İhtiyar´da zikredilmiştir ki; bâğy ehli, bir te´vile yani hak ve velâyet bizimle beraberdir diye bir delile dayanarak bir yere toplanıp üstün gelmek için adâlet ehli ile savaşan her taifedir.

"Hâricilerdir ilh..." Bunlar vaktiyle Hz. Ali (R.A.)´a karşı çıkan kimselerdir. Hariciler ile bâğîler arasındaki fark; hariciler kendilerine muhâlif olan Müslümanların öldürülmesini ve zürriyetlerinin esir edilmesini mubah gören kimselerdir. Hariciler küfre nisbet edilmedikleri için isyan etmedikçe zürriyetleri esir edilmez. İhtiyar ve diğer fıkıh kitaplarının ibâresinden anlaşılmış olduğu üzere bâğiler daha umumîdir. Bâğiler her iki fırkaya daşâmildir. Bundan dolayı Bedâyı´da her ne kadar bâğîler umumî ise de hâricilerin bâğîlerden olduğunu beyan etmek için bâğiler, hâriciler ile tefsir edilmiştir. Fırkaların bu tarifi ıstılâh cihetindendir. Yoksa her iki fırka da hak olan hükümdara karşı çıkmaktadır. Bundan dolayı Hz. Ali (R.A.) hâriciler hakkında :

"Kardeşlerimiz bize isyan ettiler." demiştir.
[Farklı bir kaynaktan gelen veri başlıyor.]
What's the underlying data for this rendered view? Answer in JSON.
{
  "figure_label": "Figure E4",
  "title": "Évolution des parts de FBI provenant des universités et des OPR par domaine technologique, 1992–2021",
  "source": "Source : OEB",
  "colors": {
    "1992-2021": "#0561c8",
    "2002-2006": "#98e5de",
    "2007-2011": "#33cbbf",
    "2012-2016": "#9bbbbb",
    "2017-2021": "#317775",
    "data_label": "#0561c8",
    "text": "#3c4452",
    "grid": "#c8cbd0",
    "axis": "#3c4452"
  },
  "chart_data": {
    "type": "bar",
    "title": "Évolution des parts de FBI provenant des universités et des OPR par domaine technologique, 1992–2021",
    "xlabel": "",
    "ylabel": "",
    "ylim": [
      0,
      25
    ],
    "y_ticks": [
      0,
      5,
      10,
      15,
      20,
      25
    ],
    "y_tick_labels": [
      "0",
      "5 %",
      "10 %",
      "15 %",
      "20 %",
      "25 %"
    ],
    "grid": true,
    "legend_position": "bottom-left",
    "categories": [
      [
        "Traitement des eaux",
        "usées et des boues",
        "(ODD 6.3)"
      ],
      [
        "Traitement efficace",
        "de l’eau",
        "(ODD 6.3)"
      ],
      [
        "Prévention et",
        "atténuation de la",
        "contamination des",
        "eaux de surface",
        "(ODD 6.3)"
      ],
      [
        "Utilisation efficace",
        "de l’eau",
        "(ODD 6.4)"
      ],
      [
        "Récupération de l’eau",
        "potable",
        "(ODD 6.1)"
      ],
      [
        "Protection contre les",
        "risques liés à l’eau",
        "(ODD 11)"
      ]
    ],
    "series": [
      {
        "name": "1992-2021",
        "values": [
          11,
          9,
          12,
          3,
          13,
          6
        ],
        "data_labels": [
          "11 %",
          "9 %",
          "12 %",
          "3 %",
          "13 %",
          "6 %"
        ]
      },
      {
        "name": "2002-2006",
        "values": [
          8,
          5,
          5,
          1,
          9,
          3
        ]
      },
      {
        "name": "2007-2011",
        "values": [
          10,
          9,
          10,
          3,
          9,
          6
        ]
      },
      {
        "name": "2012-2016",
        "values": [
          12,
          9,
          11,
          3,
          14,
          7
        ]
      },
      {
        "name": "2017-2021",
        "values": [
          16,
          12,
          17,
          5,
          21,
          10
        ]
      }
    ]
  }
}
"Bir tevilden dolayı ilh..." Yani Hz. Ali (R.A.) ve ona tâbi olanlar harpte hakemin hükmüne razı oldukları içîn kafir olmuşlardır. Çünkü hüküm ancak Allah´a mahsustur. diye gerçeğe muhâlif olarak tevil ettikleri bir delilden dolayı Hz. Ali (R.A.)´nin ordusunda bulunan bir kısım kimseler ona karşı isyan etmişlerdir. Bunlara "Hariciler" adı verilmiştir. Bunların mezhebine göre, büyük günâh işleyen kâfirdir. Hakem tâyin etmek de büyük günahtır.

"Peygamber Efendimizin ashab-ı kirâmını küfre nisbet eden ilh..." Bu ifade Haricîliğin şartını beyan etmek için olmayıp Hz. Ali (R.A.)´a karşı çıkanları beyan etmek içindir. Yoksa Hâricilerin karşı çıktıkları hükümdarın küfrüne inanmaları kifayet eder.

= Vehhabilik hakkında =

Vehhabilik Necd çöllerinde meydana çıkıp Harameyni (Mekke-i Mükerreme ve Medine-i Münevvere) yi almışlardır. İbâdetleri Hanbeli mezhebine göredir. Fakat kendilerinin Müslüman olduğuna inanıp, kendilerine muhâlif olanların müşrik olduğuna inanmaktadırlar. Bundan dolayı Ehl-i sünneti ve Ehl-i sünnet âlimlerinin öldürülmesini mubah görürler. 1233 senesinde Ehl-i sünnet ordusu Allah Teâlâ´nın lütfuyla onlara üstün gelip kahru perişan etmiştir.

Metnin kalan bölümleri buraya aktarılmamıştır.